I can only pick one solution, wish I could pick four. Adrian’s solution is the easiest for me to understand as an Inform 7 noob, so I am going to try that one.

I can show you something fun I used myself recently. :slight_smile: (It’s perhaps not quite suited for dance moves as is, but the extension by itself might be of use.)
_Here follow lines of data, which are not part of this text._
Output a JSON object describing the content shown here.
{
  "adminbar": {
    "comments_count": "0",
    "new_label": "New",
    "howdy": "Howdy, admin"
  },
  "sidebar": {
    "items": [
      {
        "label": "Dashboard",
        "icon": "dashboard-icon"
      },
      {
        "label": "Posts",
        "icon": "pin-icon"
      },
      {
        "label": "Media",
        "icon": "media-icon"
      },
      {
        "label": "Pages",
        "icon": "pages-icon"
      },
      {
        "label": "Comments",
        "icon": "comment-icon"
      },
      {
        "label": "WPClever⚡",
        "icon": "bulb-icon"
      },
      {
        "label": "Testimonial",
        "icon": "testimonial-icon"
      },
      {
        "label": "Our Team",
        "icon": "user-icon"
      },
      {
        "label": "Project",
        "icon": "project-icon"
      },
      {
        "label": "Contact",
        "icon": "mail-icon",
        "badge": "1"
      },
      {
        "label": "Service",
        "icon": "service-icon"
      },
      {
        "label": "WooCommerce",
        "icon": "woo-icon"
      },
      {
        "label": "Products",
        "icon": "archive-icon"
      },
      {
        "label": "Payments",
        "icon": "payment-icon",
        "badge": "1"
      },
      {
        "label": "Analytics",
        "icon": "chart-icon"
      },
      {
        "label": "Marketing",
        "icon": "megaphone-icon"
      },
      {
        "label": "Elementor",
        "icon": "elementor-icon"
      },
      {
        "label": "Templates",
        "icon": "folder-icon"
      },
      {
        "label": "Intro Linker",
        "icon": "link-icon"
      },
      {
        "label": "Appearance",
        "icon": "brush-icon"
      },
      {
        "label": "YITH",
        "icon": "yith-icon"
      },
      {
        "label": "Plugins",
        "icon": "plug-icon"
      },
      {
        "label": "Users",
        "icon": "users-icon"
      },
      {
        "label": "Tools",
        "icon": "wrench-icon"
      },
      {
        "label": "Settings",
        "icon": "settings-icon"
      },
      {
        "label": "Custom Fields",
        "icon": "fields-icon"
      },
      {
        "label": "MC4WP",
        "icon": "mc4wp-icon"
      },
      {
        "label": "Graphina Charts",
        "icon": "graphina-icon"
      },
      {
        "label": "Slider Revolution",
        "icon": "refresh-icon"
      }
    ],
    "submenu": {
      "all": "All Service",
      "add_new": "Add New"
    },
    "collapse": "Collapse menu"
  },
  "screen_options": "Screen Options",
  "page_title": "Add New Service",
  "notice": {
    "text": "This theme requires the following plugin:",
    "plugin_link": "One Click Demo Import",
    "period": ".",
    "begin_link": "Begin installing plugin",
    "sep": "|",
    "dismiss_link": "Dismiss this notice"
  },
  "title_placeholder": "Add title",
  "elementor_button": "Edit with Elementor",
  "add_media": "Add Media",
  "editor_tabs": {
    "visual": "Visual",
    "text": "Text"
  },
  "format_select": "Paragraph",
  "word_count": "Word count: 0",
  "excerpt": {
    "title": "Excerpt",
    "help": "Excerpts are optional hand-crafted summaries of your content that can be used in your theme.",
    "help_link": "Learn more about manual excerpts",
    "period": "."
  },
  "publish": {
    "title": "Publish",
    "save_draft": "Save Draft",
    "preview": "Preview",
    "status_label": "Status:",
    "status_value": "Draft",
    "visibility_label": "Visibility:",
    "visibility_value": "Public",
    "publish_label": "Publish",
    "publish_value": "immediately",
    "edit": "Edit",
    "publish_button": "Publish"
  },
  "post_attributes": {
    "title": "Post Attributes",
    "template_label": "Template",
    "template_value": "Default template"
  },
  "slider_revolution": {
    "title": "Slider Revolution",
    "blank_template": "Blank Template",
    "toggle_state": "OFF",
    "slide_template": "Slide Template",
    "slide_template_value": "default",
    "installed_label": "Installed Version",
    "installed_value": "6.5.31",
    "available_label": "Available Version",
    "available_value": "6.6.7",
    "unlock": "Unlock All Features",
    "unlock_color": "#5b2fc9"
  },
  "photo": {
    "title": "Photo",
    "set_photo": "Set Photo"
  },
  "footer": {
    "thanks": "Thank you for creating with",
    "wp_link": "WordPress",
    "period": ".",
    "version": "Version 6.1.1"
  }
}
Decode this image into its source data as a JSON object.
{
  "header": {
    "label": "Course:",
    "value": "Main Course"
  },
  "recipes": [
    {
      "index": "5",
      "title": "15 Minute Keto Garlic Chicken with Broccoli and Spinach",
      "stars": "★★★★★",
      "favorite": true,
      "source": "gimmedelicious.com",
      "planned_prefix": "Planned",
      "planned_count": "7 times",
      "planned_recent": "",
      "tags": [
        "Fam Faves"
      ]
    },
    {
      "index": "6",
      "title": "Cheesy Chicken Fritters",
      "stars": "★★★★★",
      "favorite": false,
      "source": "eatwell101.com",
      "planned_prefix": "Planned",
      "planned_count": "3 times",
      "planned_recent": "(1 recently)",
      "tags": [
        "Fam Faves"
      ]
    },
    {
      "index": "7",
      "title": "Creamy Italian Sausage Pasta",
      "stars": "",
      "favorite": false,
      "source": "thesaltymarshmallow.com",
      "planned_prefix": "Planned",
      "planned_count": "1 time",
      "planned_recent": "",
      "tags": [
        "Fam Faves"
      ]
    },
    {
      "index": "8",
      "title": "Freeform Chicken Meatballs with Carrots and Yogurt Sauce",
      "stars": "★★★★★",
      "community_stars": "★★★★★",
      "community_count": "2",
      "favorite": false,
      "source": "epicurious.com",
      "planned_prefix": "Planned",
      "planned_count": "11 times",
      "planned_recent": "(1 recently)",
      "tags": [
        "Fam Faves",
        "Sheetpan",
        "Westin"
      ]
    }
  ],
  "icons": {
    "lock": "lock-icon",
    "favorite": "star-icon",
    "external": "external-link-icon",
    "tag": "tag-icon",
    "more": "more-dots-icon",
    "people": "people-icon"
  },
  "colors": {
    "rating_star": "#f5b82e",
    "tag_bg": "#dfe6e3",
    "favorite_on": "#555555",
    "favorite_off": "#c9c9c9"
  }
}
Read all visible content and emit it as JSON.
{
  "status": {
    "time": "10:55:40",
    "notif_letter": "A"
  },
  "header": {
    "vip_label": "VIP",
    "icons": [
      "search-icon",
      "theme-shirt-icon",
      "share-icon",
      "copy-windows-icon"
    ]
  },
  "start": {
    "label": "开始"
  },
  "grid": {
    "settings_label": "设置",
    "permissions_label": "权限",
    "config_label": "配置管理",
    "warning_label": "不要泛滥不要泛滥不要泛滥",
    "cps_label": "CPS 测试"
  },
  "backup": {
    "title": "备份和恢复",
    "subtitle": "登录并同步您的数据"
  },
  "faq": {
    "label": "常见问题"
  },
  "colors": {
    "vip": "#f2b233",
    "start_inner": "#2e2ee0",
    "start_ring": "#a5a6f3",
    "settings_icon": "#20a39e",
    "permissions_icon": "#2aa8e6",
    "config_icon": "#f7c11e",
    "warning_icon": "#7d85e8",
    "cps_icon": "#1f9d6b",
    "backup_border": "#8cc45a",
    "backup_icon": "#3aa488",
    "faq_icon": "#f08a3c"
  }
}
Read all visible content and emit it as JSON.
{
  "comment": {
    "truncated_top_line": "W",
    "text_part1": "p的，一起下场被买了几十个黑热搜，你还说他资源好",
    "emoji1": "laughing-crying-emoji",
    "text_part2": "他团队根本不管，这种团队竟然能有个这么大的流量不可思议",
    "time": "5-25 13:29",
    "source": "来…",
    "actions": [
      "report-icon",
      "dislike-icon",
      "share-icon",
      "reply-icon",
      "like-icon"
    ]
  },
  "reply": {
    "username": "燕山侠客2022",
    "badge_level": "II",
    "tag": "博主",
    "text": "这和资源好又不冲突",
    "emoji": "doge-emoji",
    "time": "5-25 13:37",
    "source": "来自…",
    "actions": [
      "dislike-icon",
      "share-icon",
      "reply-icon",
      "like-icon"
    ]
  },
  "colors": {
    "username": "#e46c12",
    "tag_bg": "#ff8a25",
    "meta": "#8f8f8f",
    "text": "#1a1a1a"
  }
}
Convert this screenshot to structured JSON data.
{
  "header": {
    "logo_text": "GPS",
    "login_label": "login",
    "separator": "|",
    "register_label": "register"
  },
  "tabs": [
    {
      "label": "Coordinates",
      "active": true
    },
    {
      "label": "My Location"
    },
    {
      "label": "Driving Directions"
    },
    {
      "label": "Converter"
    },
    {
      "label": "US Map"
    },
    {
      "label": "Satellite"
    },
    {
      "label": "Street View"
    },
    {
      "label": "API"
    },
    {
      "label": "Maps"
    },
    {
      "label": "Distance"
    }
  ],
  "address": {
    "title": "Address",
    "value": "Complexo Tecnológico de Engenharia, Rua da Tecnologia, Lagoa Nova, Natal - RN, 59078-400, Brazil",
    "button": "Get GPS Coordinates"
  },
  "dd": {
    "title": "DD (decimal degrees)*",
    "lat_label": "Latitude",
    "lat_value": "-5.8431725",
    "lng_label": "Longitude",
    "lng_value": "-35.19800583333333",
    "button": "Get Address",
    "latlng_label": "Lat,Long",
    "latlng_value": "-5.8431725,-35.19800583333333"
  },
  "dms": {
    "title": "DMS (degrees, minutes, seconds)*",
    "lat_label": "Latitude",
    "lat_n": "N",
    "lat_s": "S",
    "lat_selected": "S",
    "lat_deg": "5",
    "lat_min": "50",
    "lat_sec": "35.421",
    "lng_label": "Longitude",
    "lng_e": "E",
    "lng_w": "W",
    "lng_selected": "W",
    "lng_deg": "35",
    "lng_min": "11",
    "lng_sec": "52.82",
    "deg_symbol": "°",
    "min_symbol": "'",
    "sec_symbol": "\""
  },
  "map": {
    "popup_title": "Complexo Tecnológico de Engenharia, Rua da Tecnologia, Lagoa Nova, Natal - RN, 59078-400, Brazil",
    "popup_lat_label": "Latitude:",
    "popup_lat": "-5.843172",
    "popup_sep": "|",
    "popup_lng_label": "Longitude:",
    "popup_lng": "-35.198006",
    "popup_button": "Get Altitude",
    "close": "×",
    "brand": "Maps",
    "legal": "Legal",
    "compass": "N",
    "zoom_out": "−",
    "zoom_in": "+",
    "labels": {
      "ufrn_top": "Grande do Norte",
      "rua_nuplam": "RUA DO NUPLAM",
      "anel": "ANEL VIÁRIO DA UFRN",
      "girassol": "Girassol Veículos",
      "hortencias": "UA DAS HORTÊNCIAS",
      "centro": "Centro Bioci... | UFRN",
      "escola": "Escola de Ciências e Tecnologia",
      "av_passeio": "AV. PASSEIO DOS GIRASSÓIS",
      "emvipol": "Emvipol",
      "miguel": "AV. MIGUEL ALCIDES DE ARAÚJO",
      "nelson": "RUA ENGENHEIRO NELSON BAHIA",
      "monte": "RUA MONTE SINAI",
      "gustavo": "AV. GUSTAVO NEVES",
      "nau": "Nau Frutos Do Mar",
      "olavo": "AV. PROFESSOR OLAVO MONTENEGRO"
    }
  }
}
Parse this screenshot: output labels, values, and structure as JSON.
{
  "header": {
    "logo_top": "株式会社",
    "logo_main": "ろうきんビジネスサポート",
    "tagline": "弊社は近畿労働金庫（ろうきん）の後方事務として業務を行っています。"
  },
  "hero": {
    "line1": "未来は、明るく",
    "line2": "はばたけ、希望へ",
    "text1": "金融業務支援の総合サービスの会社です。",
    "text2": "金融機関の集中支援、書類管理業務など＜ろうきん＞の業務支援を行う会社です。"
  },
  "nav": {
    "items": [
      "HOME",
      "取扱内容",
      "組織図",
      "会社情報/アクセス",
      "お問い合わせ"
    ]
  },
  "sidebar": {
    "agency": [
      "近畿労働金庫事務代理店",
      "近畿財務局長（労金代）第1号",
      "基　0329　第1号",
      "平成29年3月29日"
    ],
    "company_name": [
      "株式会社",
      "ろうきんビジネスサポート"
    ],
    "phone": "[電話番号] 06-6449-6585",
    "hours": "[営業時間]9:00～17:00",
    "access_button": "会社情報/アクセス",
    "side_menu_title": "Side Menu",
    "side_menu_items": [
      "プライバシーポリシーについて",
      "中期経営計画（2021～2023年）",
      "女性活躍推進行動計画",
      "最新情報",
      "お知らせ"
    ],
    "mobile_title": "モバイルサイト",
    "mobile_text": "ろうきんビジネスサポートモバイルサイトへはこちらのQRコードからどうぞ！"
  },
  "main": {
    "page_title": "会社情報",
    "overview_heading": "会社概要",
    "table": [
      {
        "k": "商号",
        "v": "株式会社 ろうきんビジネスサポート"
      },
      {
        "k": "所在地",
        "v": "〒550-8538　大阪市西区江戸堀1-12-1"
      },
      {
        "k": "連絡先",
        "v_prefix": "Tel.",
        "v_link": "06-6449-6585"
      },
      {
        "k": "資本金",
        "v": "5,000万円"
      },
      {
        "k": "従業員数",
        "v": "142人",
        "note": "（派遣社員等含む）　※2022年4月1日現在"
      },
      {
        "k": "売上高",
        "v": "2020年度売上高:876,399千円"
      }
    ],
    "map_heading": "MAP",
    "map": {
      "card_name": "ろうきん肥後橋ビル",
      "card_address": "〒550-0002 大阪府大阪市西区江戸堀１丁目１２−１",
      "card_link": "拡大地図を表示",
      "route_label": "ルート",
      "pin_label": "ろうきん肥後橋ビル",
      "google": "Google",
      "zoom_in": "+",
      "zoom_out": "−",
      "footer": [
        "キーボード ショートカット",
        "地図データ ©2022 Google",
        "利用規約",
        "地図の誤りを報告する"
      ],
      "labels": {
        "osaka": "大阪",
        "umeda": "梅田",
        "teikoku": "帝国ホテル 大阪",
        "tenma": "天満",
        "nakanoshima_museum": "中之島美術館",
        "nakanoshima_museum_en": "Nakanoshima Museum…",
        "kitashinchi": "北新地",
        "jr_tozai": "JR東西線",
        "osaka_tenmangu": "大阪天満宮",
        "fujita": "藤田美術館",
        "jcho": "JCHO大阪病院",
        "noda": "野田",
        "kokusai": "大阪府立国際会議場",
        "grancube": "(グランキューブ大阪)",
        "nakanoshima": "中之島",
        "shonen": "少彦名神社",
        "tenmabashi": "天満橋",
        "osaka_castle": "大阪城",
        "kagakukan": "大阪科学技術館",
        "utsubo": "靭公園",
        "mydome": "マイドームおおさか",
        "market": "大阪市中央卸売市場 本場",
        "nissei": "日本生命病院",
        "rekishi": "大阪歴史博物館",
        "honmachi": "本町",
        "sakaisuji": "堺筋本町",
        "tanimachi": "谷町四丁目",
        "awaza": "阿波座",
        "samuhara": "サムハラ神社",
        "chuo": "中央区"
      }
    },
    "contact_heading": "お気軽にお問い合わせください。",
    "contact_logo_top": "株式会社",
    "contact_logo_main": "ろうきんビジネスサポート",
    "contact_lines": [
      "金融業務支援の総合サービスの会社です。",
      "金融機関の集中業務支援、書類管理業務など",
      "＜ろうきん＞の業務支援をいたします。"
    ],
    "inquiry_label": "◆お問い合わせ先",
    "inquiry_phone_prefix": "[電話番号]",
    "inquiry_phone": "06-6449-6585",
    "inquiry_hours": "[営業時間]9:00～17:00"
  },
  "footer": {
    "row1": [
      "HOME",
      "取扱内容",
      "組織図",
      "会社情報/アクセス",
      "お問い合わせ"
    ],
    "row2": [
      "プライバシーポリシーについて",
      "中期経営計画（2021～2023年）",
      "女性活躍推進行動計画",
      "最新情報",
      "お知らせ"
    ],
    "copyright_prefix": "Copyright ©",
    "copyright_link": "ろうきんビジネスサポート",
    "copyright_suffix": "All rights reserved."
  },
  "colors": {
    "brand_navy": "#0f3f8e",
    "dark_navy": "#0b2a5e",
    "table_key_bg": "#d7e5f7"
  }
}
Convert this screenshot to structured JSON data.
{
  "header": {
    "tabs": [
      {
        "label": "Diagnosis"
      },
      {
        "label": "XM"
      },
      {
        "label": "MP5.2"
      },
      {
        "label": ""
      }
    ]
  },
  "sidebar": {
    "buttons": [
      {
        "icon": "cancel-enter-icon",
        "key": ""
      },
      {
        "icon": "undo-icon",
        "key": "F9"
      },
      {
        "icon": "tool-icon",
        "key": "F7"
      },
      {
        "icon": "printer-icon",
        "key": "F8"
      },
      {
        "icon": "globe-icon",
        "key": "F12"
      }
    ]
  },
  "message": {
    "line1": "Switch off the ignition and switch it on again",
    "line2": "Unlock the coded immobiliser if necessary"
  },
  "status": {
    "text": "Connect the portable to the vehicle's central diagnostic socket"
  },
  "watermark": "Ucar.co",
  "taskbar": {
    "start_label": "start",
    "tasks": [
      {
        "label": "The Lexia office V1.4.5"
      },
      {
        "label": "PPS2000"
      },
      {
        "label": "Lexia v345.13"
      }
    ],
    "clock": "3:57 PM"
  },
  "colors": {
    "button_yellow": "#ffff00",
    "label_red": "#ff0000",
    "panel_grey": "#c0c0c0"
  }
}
Include Snippetage by Dave Robinson.

To try is a verb.  To cut is a verb.  To slice is a verb.  To prune is a verb.  To chop is a verb.

Table of Verb Translation
topic	verb
"cut"	verb cut
"slice"	verb slice
"prune"	verb prune
"chop"	verb chop

To decide which verb is the current verb:
	let v be the verb word;
	repeat through Table of Verb Translation:
		if v matches topic entry:
			decide on verb entry;
	decide on verb pass.

Check cutting something:
    if the noun is the player:
        say "Trying to [infinitive of current verb] [ourselves] would be silly." instead;
    otherwise if the noun is a person:
        say "Trying to [infinitive of current verb] [regarding the noun][those] would be unwise." instead;
    otherwise:
        say "[We] [try] [present participle of the current verb] [the noun], but it is futile." instead;

With this setup, [current verb] is an adaptive verb that you can do fun things with like the above (eg. it can automatically translate “cut” into “cutting”). But that only works for verbs in the Table of Verb Translation, so you need to add a row for anything Understood as a command that ends up using it.

For a more basic setup (using only the include of Snippetage without any of the rest of the code) you can use [verb word] to get the exact verb they typed.